A View From The Ivory Tower: What’s Wrong With NAT?

I have long espoused a theory about network design that gets me laughed at, especially in smaller organizations. This theory is that Network Address Translation, or NAT, is a fundamentally broken technology and it makes everyone on the Internet suffer. A lot of people think I’m crazy – NAT is the tool that allows a house with cable modem to have more than one computer online at a time. In short, NAT takes the single, public IP address given to you by your ISP, and hides any number of computers behind it. It assigns IP addresses from one of the three ‘private’ address ranges (10.0.0.0/8, 172.16.0.0/12, and 192.168.0.0/16) to each computer, and everything works as expected.

The problem is that this breaks one of the original visions of the Internet – where everyone is an equal consumer and producer. Wasn’t the Internet supposed to set us free? Decentralize communication, so the flow of information was between peers, and not coming from The One Blessed Source? NAT makes that impossible, as it is a single-direction filter. A computer behind a NAT isn’t accessible from the rest of the Internet at large. It makes huge chunks of computers act only as consumers of media. This, coupled with the fact that most Internet connections are optimized for downloads and severely limited for uploads makes publishing content on the Internet even more costly to the end user. It limits connections, freedoms and slowly moves the whole Internet back into the control of the people at the top. The whole point of the Internet was the lack of “someone” at the top – it was designed for communications after nuclear attacks, after all – but we’re moving steadily in that direction.

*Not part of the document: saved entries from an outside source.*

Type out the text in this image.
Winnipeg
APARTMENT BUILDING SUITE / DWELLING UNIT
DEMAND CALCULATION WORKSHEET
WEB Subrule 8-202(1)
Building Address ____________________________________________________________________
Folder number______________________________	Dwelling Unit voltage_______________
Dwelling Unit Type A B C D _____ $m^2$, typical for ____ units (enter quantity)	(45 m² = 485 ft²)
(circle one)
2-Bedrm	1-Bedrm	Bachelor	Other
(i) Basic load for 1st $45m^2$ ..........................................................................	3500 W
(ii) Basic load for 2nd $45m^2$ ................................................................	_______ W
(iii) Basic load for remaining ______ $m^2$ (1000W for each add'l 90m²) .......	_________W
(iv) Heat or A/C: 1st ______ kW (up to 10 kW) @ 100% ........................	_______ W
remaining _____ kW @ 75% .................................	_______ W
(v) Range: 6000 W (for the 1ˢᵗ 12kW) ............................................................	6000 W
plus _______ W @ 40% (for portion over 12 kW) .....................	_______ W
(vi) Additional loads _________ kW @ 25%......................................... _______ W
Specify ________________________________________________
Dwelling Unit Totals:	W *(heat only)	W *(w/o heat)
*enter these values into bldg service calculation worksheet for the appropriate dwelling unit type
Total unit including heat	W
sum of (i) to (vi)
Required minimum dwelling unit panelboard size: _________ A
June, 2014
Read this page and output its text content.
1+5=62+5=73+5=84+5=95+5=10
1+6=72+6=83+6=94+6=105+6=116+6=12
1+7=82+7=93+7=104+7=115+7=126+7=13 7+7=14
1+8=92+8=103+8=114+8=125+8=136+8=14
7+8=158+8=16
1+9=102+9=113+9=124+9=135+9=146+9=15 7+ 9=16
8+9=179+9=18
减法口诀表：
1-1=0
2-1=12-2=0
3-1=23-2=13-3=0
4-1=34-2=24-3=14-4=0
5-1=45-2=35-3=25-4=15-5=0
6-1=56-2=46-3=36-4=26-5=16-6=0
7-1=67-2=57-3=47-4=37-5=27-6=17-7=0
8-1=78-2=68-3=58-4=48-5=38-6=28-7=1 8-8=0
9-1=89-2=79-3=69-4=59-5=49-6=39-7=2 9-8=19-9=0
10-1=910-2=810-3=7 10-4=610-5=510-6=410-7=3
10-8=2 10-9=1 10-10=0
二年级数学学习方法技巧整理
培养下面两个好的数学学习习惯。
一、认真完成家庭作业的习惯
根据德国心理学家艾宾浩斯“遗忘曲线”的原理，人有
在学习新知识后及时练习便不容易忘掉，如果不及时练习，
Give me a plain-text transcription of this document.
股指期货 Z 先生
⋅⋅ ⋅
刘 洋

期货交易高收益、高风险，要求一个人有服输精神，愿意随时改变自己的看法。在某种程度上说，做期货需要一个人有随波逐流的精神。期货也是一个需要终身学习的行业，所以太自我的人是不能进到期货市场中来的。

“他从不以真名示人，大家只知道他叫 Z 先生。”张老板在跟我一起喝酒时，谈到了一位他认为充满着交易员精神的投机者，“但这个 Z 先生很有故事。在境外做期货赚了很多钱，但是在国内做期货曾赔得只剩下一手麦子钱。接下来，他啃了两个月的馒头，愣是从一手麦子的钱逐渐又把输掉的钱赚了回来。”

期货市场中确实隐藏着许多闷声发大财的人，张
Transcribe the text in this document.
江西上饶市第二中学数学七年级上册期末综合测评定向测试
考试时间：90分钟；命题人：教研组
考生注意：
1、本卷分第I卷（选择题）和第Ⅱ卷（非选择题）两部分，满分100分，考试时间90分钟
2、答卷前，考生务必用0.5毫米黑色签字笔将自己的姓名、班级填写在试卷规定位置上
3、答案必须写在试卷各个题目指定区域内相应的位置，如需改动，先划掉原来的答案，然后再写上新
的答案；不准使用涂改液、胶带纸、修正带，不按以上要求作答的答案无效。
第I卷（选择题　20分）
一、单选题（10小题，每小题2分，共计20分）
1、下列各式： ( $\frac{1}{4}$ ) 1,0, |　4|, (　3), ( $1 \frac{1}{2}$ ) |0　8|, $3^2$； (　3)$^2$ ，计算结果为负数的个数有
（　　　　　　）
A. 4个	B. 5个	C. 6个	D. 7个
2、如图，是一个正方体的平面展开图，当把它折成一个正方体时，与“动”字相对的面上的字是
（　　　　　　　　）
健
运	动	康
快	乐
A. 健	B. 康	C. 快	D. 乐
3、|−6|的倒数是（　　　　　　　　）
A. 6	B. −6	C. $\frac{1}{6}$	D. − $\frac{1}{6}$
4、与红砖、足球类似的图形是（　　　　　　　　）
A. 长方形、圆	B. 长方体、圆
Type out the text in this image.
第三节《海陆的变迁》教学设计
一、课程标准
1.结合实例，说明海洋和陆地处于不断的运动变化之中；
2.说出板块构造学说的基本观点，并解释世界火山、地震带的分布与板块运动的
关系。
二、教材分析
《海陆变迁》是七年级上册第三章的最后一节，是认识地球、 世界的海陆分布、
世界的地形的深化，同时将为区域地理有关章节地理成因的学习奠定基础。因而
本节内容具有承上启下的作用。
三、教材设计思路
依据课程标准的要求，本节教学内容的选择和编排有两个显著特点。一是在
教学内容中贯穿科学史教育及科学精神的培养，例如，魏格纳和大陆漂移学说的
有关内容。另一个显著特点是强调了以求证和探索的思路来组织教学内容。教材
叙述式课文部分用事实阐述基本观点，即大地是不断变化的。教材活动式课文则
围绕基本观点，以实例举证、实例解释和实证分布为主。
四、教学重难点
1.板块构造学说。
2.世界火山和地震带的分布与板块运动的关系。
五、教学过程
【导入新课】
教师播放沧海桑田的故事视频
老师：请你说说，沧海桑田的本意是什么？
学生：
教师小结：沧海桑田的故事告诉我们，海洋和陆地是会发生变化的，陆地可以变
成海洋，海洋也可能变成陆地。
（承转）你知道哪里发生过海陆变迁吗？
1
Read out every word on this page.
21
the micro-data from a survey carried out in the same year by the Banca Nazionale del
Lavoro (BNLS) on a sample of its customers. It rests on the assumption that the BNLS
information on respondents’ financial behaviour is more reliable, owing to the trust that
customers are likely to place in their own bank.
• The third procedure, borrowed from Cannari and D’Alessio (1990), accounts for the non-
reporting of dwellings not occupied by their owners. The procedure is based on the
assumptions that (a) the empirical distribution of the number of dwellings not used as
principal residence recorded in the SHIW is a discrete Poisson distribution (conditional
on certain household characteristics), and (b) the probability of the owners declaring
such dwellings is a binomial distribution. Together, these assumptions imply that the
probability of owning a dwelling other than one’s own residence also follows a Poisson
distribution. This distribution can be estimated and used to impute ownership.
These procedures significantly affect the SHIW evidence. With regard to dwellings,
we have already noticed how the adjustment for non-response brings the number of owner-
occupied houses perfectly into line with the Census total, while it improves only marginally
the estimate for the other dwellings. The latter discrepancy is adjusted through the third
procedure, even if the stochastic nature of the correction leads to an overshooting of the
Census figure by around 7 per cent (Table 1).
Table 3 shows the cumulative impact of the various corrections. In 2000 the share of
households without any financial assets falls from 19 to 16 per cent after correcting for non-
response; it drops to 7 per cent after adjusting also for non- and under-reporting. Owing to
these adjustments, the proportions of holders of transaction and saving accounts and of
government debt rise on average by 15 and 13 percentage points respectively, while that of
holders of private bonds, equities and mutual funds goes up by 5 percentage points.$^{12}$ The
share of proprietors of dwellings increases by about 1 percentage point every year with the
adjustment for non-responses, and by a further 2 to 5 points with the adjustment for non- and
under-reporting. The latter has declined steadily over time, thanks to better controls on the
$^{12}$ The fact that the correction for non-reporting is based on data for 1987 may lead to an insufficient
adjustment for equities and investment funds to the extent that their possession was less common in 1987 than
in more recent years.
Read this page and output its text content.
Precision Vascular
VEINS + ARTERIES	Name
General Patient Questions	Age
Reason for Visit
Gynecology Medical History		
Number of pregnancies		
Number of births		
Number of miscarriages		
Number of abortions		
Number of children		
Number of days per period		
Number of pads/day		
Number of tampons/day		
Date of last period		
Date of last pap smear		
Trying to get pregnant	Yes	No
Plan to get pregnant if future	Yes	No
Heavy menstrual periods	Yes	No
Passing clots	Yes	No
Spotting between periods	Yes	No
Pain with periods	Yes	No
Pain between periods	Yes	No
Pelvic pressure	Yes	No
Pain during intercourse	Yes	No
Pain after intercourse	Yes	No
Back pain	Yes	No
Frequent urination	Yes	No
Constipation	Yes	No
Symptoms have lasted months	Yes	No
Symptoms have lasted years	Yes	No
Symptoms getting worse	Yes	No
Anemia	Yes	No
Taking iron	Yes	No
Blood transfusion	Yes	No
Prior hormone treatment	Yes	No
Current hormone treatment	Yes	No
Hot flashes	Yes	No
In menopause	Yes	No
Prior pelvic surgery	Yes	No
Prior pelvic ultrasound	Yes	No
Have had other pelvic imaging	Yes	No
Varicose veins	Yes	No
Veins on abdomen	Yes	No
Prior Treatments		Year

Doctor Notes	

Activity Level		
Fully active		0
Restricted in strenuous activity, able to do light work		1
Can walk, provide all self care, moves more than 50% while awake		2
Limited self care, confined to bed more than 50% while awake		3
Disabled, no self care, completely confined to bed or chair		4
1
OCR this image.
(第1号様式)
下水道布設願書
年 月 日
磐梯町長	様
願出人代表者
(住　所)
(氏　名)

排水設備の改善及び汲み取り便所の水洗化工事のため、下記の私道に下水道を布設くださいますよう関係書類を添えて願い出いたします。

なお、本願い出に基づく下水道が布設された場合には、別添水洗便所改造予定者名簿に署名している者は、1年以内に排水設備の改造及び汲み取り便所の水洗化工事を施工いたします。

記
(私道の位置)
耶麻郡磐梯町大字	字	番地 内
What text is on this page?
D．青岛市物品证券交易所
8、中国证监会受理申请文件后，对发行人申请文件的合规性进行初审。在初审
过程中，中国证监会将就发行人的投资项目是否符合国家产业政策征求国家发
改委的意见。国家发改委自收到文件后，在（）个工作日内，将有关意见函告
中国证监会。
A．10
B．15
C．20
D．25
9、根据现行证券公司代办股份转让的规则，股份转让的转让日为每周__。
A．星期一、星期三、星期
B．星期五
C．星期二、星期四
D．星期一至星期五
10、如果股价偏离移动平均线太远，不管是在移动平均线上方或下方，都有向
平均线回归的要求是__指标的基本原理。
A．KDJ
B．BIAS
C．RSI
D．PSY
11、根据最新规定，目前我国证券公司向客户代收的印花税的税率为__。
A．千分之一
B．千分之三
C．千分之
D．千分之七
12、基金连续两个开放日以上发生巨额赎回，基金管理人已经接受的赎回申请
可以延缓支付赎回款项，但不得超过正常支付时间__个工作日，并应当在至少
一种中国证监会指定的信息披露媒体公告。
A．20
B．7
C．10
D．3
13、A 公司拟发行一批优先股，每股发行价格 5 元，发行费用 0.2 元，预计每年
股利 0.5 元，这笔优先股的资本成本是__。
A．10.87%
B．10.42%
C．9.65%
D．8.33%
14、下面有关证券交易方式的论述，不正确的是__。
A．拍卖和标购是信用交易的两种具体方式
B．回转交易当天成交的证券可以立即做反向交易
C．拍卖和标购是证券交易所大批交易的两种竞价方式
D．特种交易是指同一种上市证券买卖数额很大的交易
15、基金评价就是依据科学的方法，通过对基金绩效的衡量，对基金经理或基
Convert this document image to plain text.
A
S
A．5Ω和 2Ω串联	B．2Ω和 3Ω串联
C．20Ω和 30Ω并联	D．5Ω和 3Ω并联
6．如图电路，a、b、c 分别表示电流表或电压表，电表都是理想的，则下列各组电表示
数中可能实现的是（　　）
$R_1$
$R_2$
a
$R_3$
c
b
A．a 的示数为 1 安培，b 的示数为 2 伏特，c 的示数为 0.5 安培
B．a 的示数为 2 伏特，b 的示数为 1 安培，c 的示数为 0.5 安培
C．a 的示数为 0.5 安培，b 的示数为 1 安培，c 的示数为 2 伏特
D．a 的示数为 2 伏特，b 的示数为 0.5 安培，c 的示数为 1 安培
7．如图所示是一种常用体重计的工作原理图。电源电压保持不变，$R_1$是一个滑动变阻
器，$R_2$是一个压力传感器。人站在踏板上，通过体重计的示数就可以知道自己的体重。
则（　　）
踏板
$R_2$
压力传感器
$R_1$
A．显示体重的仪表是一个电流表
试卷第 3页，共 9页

To compound matters, many companies use NAT for ‘security’. The idea is that most users aren’t aware of how to safely run servers, so if they are hidden behind a NAT, they simply can’t. (The people who say NAT makes things secure in other ways is selling something – most likely network security equipment.) The job of network security really should be left to things like perimeter firewalls, intrusion detection/prevention devices, and hardened servers and hosts. This includes running anti-virus software on platforms that need it, and possibly on those that don’t, as well as turning off sharing services that aren’t being used, and enabling host-based firewalls. That is a real security policy. NAT isn’t.

The real problem, the one NAT is actually solving these days, is the shortage of IPv4 addresses. When TCP/IP was released on the world in 1980, there were thousands of hosts on the Internet, so the address space of just over 4 billion IP addresses seemed rather large enough. Hundreds of millions of addresses were set aside for private networks and special research projects. The network address that is reserved for each computer to talk to itself, called the loopback, is often referred to by the first address in the network: 127.0.0.1. A lot of system administrators don’t know that the rest of that network – 16 million addresses – are also set aside in this network, never to be used for any kind of real purpose.

Now, 30 years after IPv4 was adopted, the Internet is coming close to running out of addresses. Current estimates suggest the address space will be fully assigned by the middle of 2011. It doesn’t mean the internet is going to stop working, just that it will be harder and harder to get IPv4 addresses that can be seen anywhere else in the world. As more and more houses get always-on internet connections, and more businesses wire themselves to the internet, it will be harder to get access to the public Internet. A lot of people address this shortage with NAT, but the real solution is IPv6 addressing, which has been in the works for over 12 years. It provides 3.4×10^38 addresses – which (at this point) should hold us for quite some time.